# Is there anyway to do this with eigen vectors and eigen basis?

So, say we have a square matrix A, and lets say that $$A^2, A^3....$$ so on are defined. Now If I want to find a general term $$A^n$$ is there any way to do that with eigen vectors. Take for example $$A = \begin{bmatrix} 2 & 0 \\ 1 & -1\end{bmatrix}$$. Like I would like to know if its possible to do it with eigen vectors instead of just trying to guess a pattern ? Like can we do something by converting the matrix into an eigen basis ?

• Putting a matrix to the n-th power is the very reason behind diagonalisation/trigonalization/jordanization of matrices.
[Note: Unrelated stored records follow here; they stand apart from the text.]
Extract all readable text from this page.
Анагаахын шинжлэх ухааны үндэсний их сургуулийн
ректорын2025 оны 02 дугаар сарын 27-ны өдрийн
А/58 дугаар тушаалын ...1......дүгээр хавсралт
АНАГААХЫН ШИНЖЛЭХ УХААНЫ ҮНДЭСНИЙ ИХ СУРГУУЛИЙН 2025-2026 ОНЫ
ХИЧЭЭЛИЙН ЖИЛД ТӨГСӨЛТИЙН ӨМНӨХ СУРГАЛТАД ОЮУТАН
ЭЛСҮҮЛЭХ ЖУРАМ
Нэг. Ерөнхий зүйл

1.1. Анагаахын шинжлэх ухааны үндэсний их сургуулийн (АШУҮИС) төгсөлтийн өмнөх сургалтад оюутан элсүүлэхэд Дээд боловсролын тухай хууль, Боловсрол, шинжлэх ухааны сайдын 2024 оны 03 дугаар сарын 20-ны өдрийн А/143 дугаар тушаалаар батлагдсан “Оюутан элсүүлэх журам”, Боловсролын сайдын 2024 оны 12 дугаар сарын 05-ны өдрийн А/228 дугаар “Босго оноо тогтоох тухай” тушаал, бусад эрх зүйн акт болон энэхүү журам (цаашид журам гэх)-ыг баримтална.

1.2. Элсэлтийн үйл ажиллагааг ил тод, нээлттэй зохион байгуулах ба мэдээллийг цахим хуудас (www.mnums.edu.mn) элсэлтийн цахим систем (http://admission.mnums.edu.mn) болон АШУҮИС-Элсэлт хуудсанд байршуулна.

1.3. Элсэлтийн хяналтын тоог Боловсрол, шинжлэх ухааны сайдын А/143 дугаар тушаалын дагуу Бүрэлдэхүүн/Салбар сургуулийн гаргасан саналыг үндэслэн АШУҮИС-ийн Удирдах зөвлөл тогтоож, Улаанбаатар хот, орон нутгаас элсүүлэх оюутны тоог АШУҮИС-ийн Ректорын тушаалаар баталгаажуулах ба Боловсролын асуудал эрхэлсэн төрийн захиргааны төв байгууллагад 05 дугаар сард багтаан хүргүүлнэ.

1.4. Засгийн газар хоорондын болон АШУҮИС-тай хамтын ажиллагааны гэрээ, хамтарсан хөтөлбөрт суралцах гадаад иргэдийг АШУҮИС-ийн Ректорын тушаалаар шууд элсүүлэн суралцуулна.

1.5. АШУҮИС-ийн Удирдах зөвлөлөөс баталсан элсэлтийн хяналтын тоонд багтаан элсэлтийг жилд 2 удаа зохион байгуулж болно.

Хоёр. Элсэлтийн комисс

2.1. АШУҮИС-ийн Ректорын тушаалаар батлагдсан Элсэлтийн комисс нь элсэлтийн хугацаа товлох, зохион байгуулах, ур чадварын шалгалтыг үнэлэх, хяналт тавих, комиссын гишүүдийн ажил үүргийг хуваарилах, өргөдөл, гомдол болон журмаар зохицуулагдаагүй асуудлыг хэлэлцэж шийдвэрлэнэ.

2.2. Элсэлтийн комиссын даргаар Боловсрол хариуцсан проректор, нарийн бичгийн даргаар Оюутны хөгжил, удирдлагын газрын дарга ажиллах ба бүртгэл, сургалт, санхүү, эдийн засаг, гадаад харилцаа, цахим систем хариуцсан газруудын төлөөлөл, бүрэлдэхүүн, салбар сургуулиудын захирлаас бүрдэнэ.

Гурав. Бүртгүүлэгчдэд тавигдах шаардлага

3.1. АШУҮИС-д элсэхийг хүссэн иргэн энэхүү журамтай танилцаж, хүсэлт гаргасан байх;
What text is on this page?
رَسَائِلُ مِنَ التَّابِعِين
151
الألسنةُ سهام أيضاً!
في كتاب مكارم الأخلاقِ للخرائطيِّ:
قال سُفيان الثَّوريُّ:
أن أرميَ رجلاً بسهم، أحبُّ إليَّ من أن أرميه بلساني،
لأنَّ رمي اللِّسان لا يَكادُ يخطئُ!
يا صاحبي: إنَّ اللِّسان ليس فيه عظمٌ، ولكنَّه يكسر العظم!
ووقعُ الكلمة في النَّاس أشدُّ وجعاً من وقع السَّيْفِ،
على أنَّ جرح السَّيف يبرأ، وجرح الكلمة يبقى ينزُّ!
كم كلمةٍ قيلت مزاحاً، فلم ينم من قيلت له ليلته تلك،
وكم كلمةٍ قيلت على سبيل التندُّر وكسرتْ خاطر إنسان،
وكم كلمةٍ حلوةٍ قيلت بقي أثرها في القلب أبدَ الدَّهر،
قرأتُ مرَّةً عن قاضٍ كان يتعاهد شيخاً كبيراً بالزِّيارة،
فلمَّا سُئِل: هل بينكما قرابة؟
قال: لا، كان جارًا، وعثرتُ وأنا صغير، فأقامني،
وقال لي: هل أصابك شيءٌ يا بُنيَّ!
Nov 10, 2020 at 13:09

$$A = TDT^{-1},$$
where $$D$$ is a diagonal matrix such that its diagonal entries correspond to the eigenvalues of $$A$$, and the columns of $$T$$ are the eigenvectors of $$A$$.
$$A^n = \underbrace{TDT^{-1} \cdot TDT^{-1} \cdot \ldots \cdot TDT^{-1}}_{n~\text{times}}= \\ = T D (TT^-1) D (TT^-1) \ldots (TT^-1) D T^{-1}= \\ = T D I D I \ldots I D T^{-1} = \\ = T D^n T^{-1}.$$
Notice that $$D^n$$ is a diagonal matrix such that its diagonal entries are the $$n$$-th power of the eigenvalues of $$A$$.